100-Year-Old Seattle Church Is Converted to Housing


You get the feeling that it’s really hard to build apartment buildings in Seattle, that it ranges from NIMBY (Not In My Backyard) to Full BANANA (Build Absolutely Nothing Anywhere Near Everyone).

Architects Allied8 share the backstory behind the Columbia City Abbey Apartments, where they describe the difficulties it faced in obtaining approval to convert an old 1923 church into 12 residential and two commercial units.

Original church before renovation.

Allied 8

“Several developers had tried to redevelop the property, but failed due to the hurdles of an old building, strict zoning or a limited budget. We worked closely with the client to successfully navigate each external measure (a tough sell for an architect!) We were able to significantly increase the footprint inside. ”

Ally 8

It’s often the case that building codes that limit floor space that it becomes impossible to do such a thing add floor space even if it’s inside and no one can see it, but they seemingly could use an old building code around that To increase the area a little: “We have combined planning and design, revised an old master’s use permit and an expiring contract area and at the same time designed an adaptive re-use concept, whereby the total area was increased by 28% or 5,000 SF.”

Rafael Soldi

The project is a speculative rental project, but the architects cannot be argued about “sustainable” because, as we like to say, the greenest building is what is already there.
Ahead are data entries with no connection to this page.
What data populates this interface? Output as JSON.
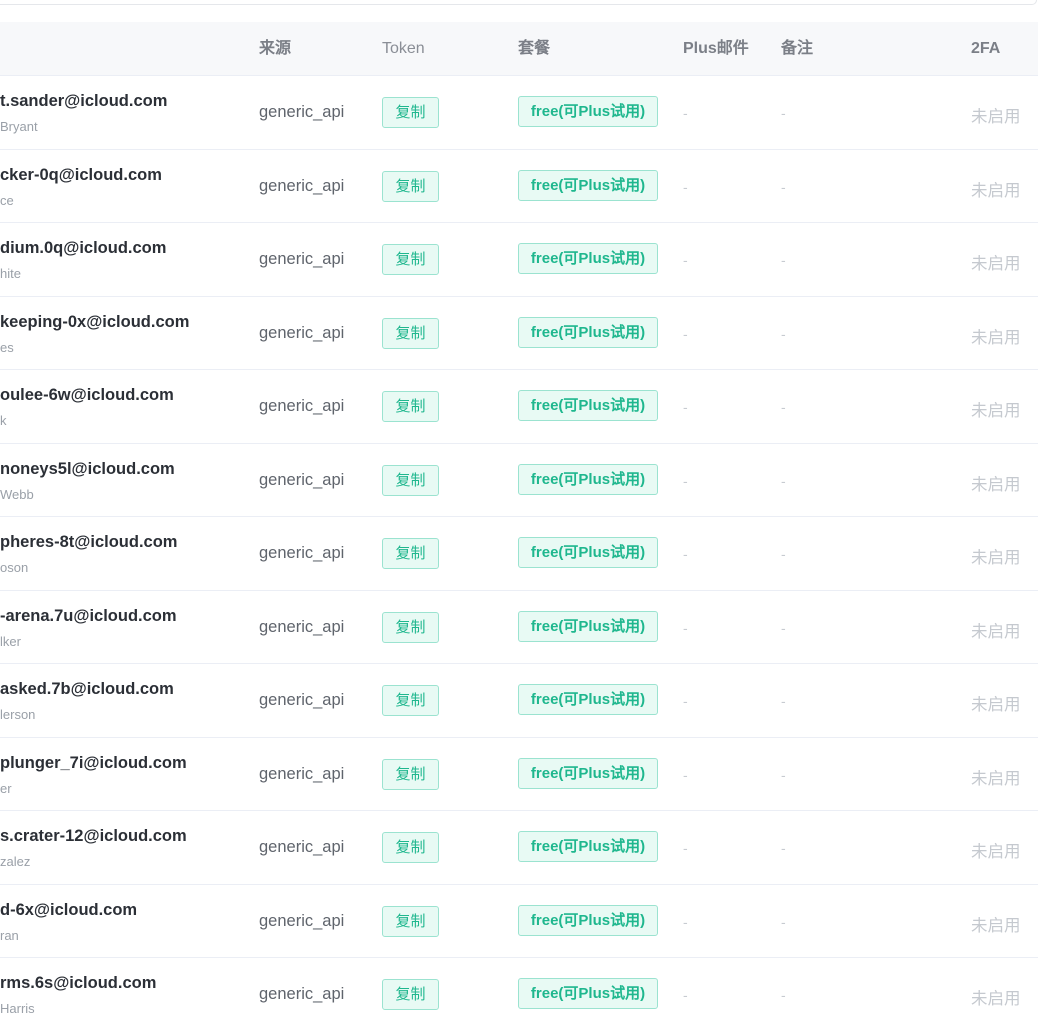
{
  "headers": {
    "source": "来源",
    "token": "Token",
    "plan": "套餐",
    "plus_email": "Plus邮件",
    "note": "备注",
    "twofa": "2FA"
  },
  "rows": [
    {
      "email": "t.sander@icloud.com",
      "name": "Bryant",
      "source": "generic_api",
      "token": "复制",
      "plan": "free(可Plus试用)",
      "plus_email": "-",
      "note": "-",
      "twofa": "未启用"
    },
    {
      "email": "cker-0q@icloud.com",
      "name": "ce",
      "source": "generic_api",
      "token": "复制",
      "plan": "free(可Plus试用)",
      "plus_email": "-",
      "note": "-",
      "twofa": "未启用"
    },
    {
      "email": "dium.0q@icloud.com",
      "name": "hite",
      "source": "generic_api",
      "token": "复制",
      "plan": "free(可Plus试用)",
      "plus_email": "-",
      "note": "-",
      "twofa": "未启用"
    },
    {
      "email": "keeping-0x@icloud.com",
      "name": "es",
      "source": "generic_api",
      "token": "复制",
      "plan": "free(可Plus试用)",
      "plus_email": "-",
      "note": "-",
      "twofa": "未启用"
    },
    {
      "email": "oulee-6w@icloud.com",
      "name": "k",
      "source": "generic_api",
      "token": "复制",
      "plan": "free(可Plus试用)",
      "plus_email": "-",
      "note": "-",
      "twofa": "未启用"
    },
    {
      "email": "noneys5l@icloud.com",
      "name": "Webb",
      "source": "generic_api",
      "token": "复制",
      "plan": "free(可Plus试用)",
      "plus_email": "-",
      "note": "-",
      "twofa": "未启用"
    },
    {
      "email": "pheres-8t@icloud.com",
      "name": "oson",
      "source": "generic_api",
      "token": "复制",
      "plan": "free(可Plus试用)",
      "plus_email": "-",
      "note": "-",
      "twofa": "未启用"
    },
    {
      "email": "-arena.7u@icloud.com",
      "name": "lker",
      "source": "generic_api",
      "token": "复制",
      "plan": "free(可Plus试用)",
      "plus_email": "-",
      "note": "-",
      "twofa": "未启用"
    },
    {
      "email": "asked.7b@icloud.com",
      "name": "lerson",
      "source": "generic_api",
      "token": "复制",
      "plan": "free(可Plus试用)",
      "plus_email": "-",
      "note": "-",
      "twofa": "未启用"
    },
    {
      "email": "plunger_7i@icloud.com",
      "name": "er",
      "source": "generic_api",
      "token": "复制",
      "plan": "free(可Plus试用)",
      "plus_email": "-",
      "note": "-",
      "twofa": "未启用"
    },
    {
      "email": "s.crater-12@icloud.com",
      "name": "zalez",
      "source": "generic_api",
      "token": "复制",
      "plan": "free(可Plus试用)",
      "plus_email": "-",
      "note": "-",
      "twofa": "未启用"
    },
    {
      "email": "d-6x@icloud.com",
      "name": "ran",
      "source": "generic_api",
      "token": "复制",
      "plan": "free(可Plus试用)",
      "plus_email": "-",
      "note": "-",
      "twofa": "未启用"
    },
    {
      "email": "rms.6s@icloud.com",
      "name": "Harris",
      "source": "generic_api",
      "token": "复制",
      "plan": "free(可Plus试用)",
      "plus_email": "-",
      "note": "-",
      "twofa": "未启用"
    }
  ],
  "colors": {
    "accent": "#1fb78e",
    "tag_bg": "#e8faf4",
    "tag_border": "#9be3d0",
    "header_bg": "#f7f8fa"
  }
}
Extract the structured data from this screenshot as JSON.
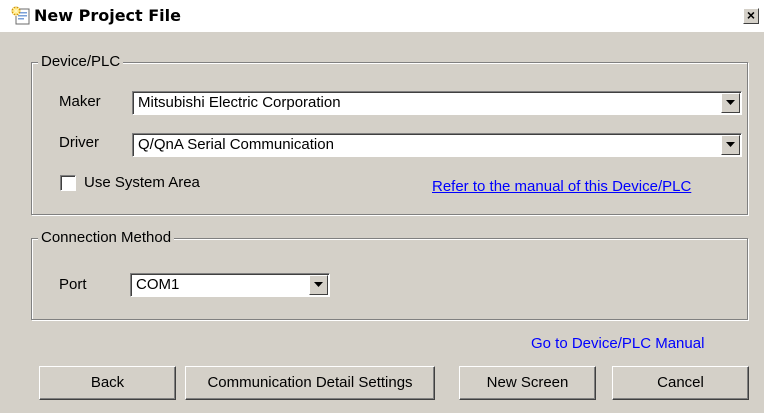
{
  "window": {
    "title": "New Project File",
    "close_glyph": "×",
    "icon": "new-project-icon"
  },
  "device_plc": {
    "group_title": "Device/PLC",
    "maker_label": "Maker",
    "maker_value": "Mitsubishi Electric Corporation",
    "driver_label": "Driver",
    "driver_value": "Q/QnA Serial Communication",
    "use_system_area_label": "Use System Area",
    "use_system_area_checked": false,
    "manual_link": "Refer to the manual of this Device/PLC"
  },
  "connection": {
    "group_title": "Connection Method",
    "port_label": "Port",
    "port_value": "COM1"
  },
  "footer": {
    "manual_link": "Go to Device/PLC Manual",
    "back_label": "Back",
    "comm_settings_label": "Communication Detail Settings",
    "new_screen_label": "New Screen",
    "cancel_label": "Cancel"
  },
  "colors": {
    "face": "#d4d0c8",
    "link": "#0000ff"
  }
}
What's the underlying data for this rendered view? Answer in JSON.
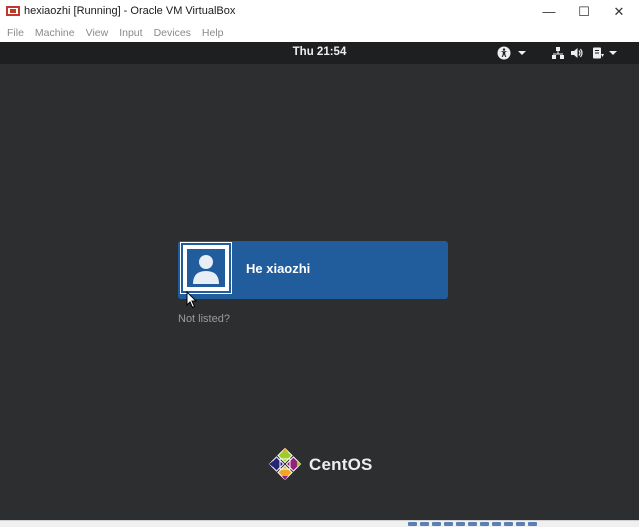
{
  "window": {
    "title": "hexiaozhi  [Running] - Oracle VM VirtualBox",
    "minimize_glyph": "—",
    "maximize_glyph": "☐",
    "close_glyph": "✕"
  },
  "menu": {
    "items": [
      "File",
      "Machine",
      "View",
      "Input",
      "Devices",
      "Help"
    ]
  },
  "gnome": {
    "clock": "Thu 21:54",
    "tray_icons": [
      "accessibility-icon",
      "dropdown-icon",
      "network-icon",
      "volume-icon",
      "power-icon",
      "dropdown-icon"
    ]
  },
  "login": {
    "user_name": "He xiaozhi",
    "not_listed": "Not listed?"
  },
  "branding": {
    "logo_text": "CentOS"
  },
  "colors": {
    "screen_bg": "#2c2e30",
    "topbar_bg": "#1e1f20",
    "selected_user_bg": "#215d9c"
  }
}
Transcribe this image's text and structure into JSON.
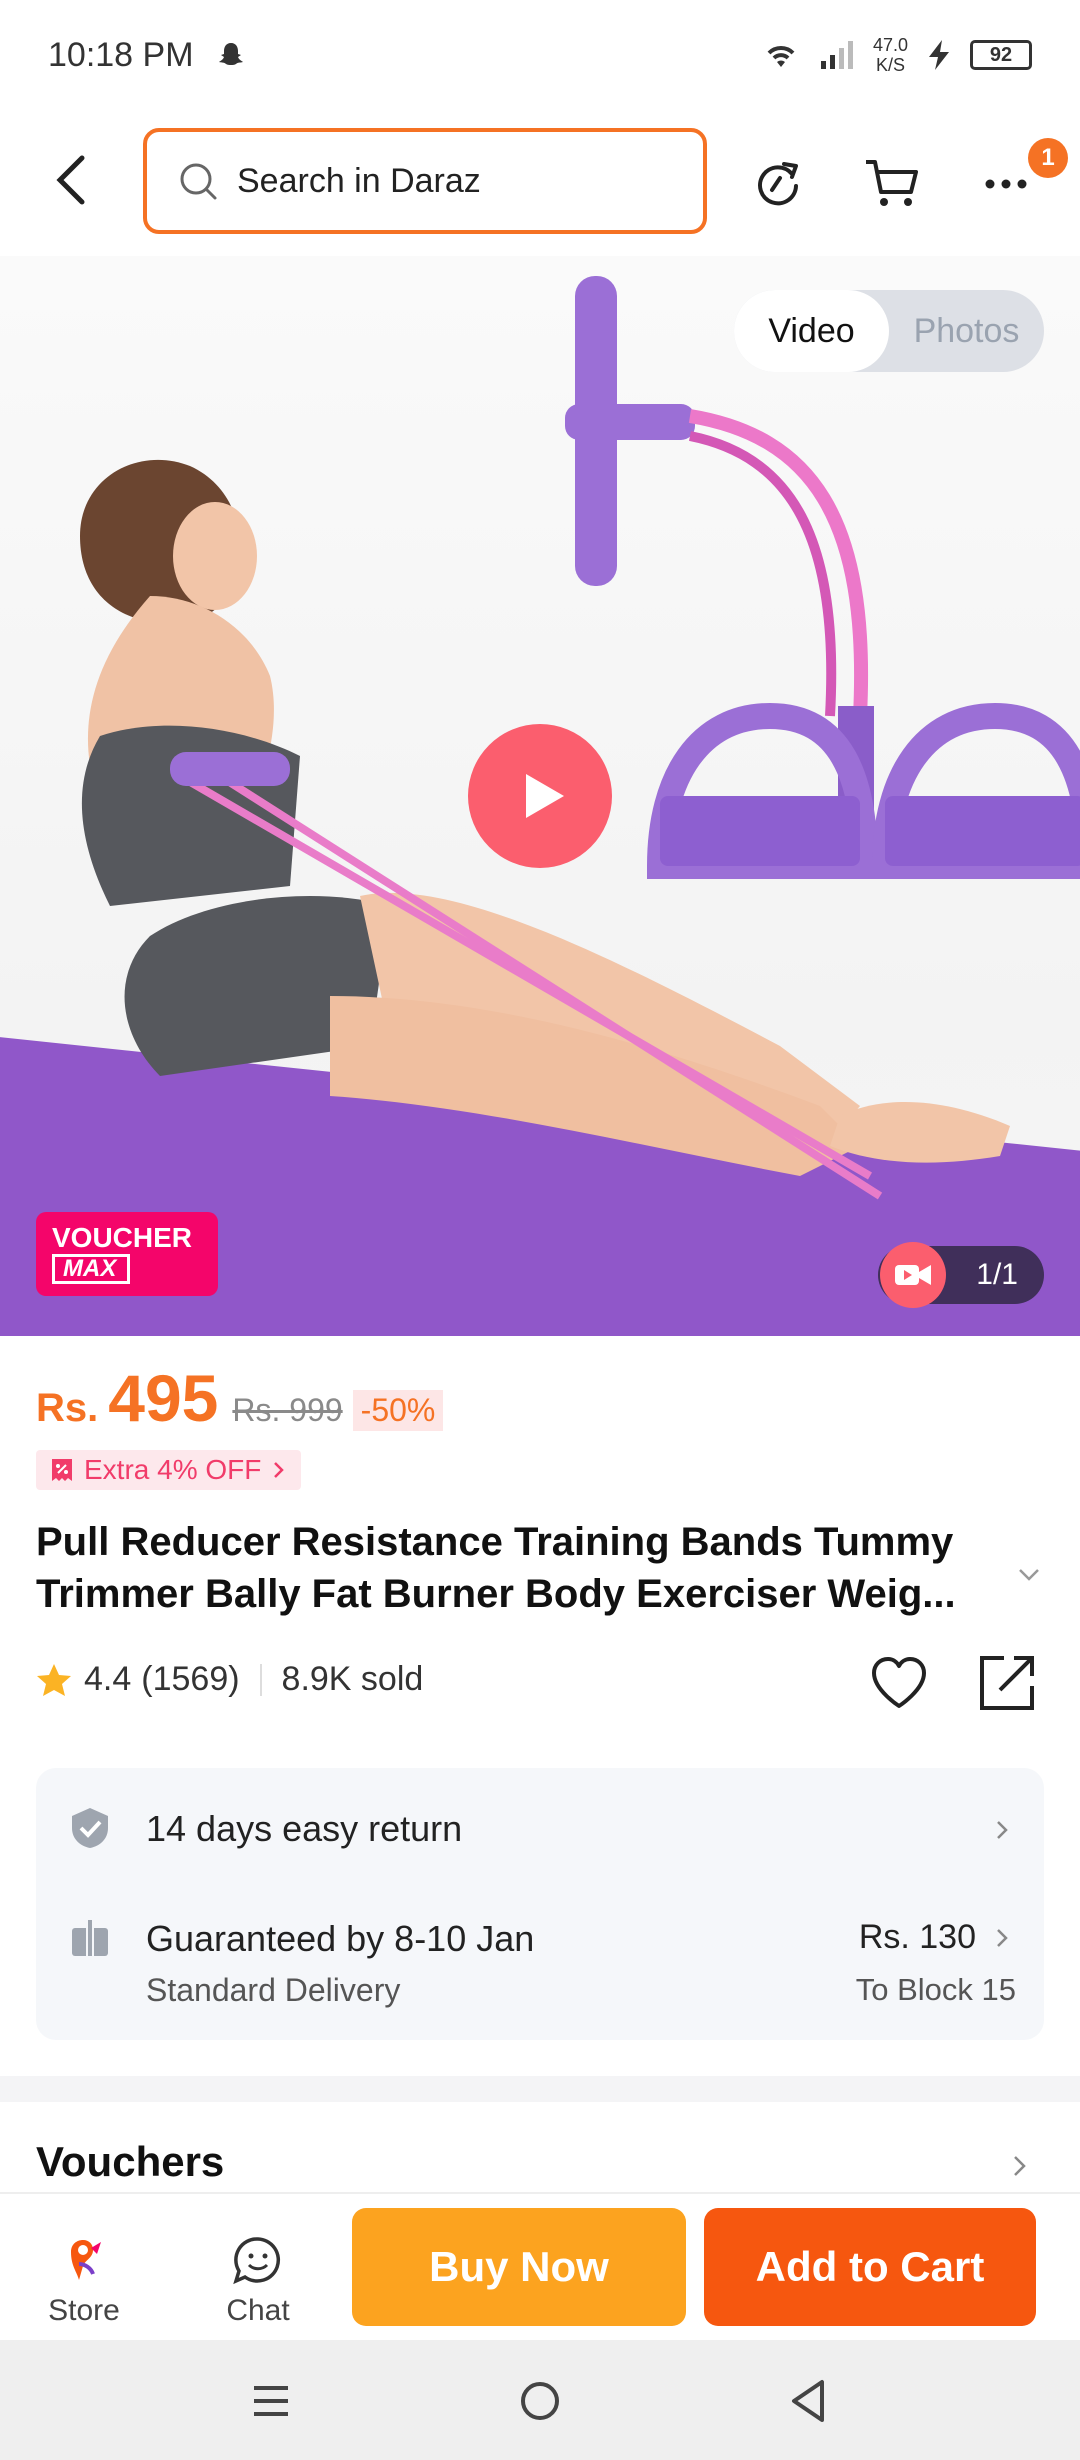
{
  "status_bar": {
    "time": "10:18 PM",
    "speed_value": "47.0",
    "speed_unit": "K/S",
    "battery": "92"
  },
  "header": {
    "search_placeholder": "Search in Daraz",
    "more_badge": "1"
  },
  "hero": {
    "toggle": {
      "video_label": "Video",
      "photos_label": "Photos",
      "active": "Video"
    },
    "voucher_line1": "VOUCHER",
    "voucher_line2": "MAX",
    "counter": "1/1"
  },
  "product": {
    "currency": "Rs.",
    "price": "495",
    "original_price": "Rs. 999",
    "discount": "-50%",
    "extra_offer": "Extra 4% OFF",
    "title": "Pull Reducer Resistance Training Bands Tummy Trimmer Bally Fat Burner Body Exerciser Weig...",
    "rating": "4.4",
    "rating_count": "(1569)",
    "sold": "8.9K sold"
  },
  "delivery": {
    "return_text": "14 days easy return",
    "guarantee_text": "Guaranteed by 8-10 Jan",
    "delivery_type": "Standard Delivery",
    "fee": "Rs. 130",
    "destination": "To Block 15"
  },
  "vouchers_heading": "Vouchers",
  "bottom_bar": {
    "store_label": "Store",
    "chat_label": "Chat",
    "buy_now": "Buy Now",
    "add_to_cart": "Add to Cart"
  },
  "colors": {
    "accent": "#f57224",
    "buy_now": "#fca31f",
    "add_to_cart": "#f6570f",
    "voucher": "#f4056a"
  }
}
“In practice, sustainability is part of extending the useful life of the building by another 100 years. The latest, most efficient mechanical systems were over budget, but our aggressiveness in maintaining and reusing them resulted in savings and a reduction in our carbon footprint, which meant our customer was successful for the first time in 20 years and after a handful of hopeful developers and the Abbey still stands. ”

Rafael Soldi

Indeed, as we have found many times, the first principle to reduce raw carbon and pre-carbon emissions is to “increase the use of existing facilities through renovation or reuse”. The first rule in the “Architects for Climate Protection” manual reads: “Reuse existing buildings: pursue a strategy of refurbishment, refurbishment, expansion and reuse versus demolition and new construction.” However, one could point out that it would have been nice if they were the most efficient mechanical systems built in if they wanted to last another 100 years.

Rafael Soldi

Every apartment is different and there are some strange conditions, like huge trusses in the middle of the rooms, but that’s part of the charm. They also make no claim to historicity and use a modern palette of colors and materials. In an interview for Gray Design + Culture, architect Leah Martin says: “Our intention was to revive the 1923 building wherever we could. It wasn’t about recreating the original building. It was about compensating for the historical moments in the building with modern accents and functionality. ”It’s also cheaper.

“The age and history of the abbey have inspired us, especially paired with the historical photos. No two units are the same size and layout due to the unique possibilities that the interior design of the abbey offers – we wanted each resident to have a personal, haptic relationship with the past of the abbey and thus also the history of their neighborhood. We built with the same sturdy materials that the abbey was originally built from – brick, wood, concrete. This not only offers the residents more privacy than modern apartment buildings, but also acts as a natural thermal mass. ”

Rafael Soldi

Builders who build rental apartments have a tight budget. Allied8 has made a virtue of necessity by not spending money on adding things, but instead taking things away and leaving exposed brick and concrete elements behind. I don’t think it’s great that the kitchens are all one long wall in the big room, but it’s flexible and open and the big rooms are big.

At a time when we need a lot more living space, we need a much smarter adaptive post-use of existing buildings like this one. Governments should make it easy instead of making it so tedious; this project started in 2014. We will not repair our cities if the renovation takes seven years.